The new system allows bidirectional communication through the electronic medical record and oncology information systems through Health Level Seven (HL7) standards to align patient, order, and appointment data. This has allowed both sides to retrieve imaging data, allowing for lesion identification, treatment-response analysis, and other capabilities. The design can handle both RO and NM models and supports combination therapies, the authors stated. Although the system is still in prototype evaluation, it has shown the capacity to support an artificial intelligence (AI)-based platform to unify all documentation.

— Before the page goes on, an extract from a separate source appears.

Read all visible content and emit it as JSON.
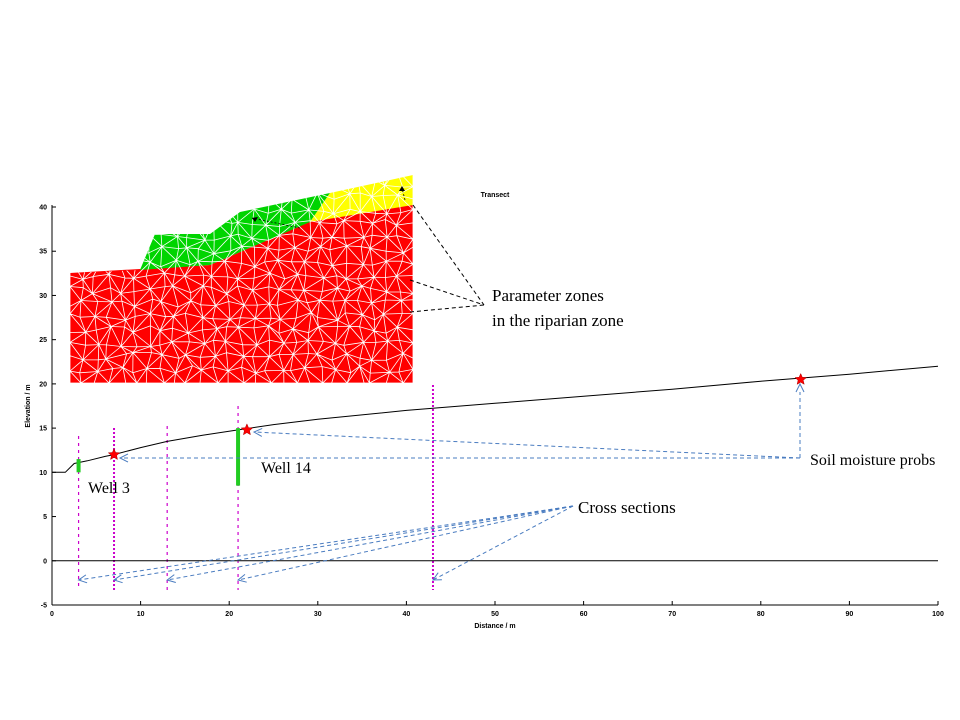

“The integrated collaboration system establishes a validated, adaptable digital framework for RPT workflows,” the authors wrote.

References

  1. Maroongroge S, Sampath S, Williams TM, et al. Multispecialty expansion in radiopharmaceutical therapy: national trends in Medicare from 2013-2023. Presented at: Multidisciplinary Radiopharmaceutical Therapy Symposium, American Society for Radiation Oncology (ASTRO); February 17-18, 2026; Palm Desert, CA. Abstract 11.
  2. Kacker S, Hobbs RF, ShupeEM, et al. A model of parallel radiopharmaceutical therapy delivery in one large academic health system. Presented at: Multidisciplinary Radiopharmaceutical Therapy Symposium, American Society for Radiation Oncology (ASTRO); February 17-18, 2026; Palm Desert, CA. Abstract 13.
  3. Sforza D, Knight JA, Lin L, et al. Challenges establishing a radiopharmaceutical therapy clinic within a radiation oncology department in a community-based hospital. Presented at: Multidisciplinary Radiopharmaceutical Therapy Symposium, American Society for Radiation Oncology (ASTRO); February 17-18, 2026; Palm Desert, CA. Abstract 17.
  4. Gravbrot N, Hu E, Maughan NM, etal. A Multidisciplinary Care Process Model for Radiopharmaceutical Therapy including Both Radiation Oncologists and Nuclear Medicine Physicians as Authorized Users. Presented at: Multidisciplinary Radiopharmaceutical Therapy Symposium, American Society for Radiation Oncology (ASTRO); February 17-18, 2026; Palm Desert, CA. Abstract 14.
  5. Tolakanahalli RP, Lin T, Kalman NS, et al. From Concept to Clinic: Development and Prototype Implementation of the Intelligent Radiotherapy Collaboration System for Integrated Radiopharmaceutical Workflows. Presented at: Multidisciplinary Radiopharmaceutical Therapy Symposium, American Society for Radiation Oncology (ASTRO); February 17-18, 2026; Palm Desert, CA. Abstract 16.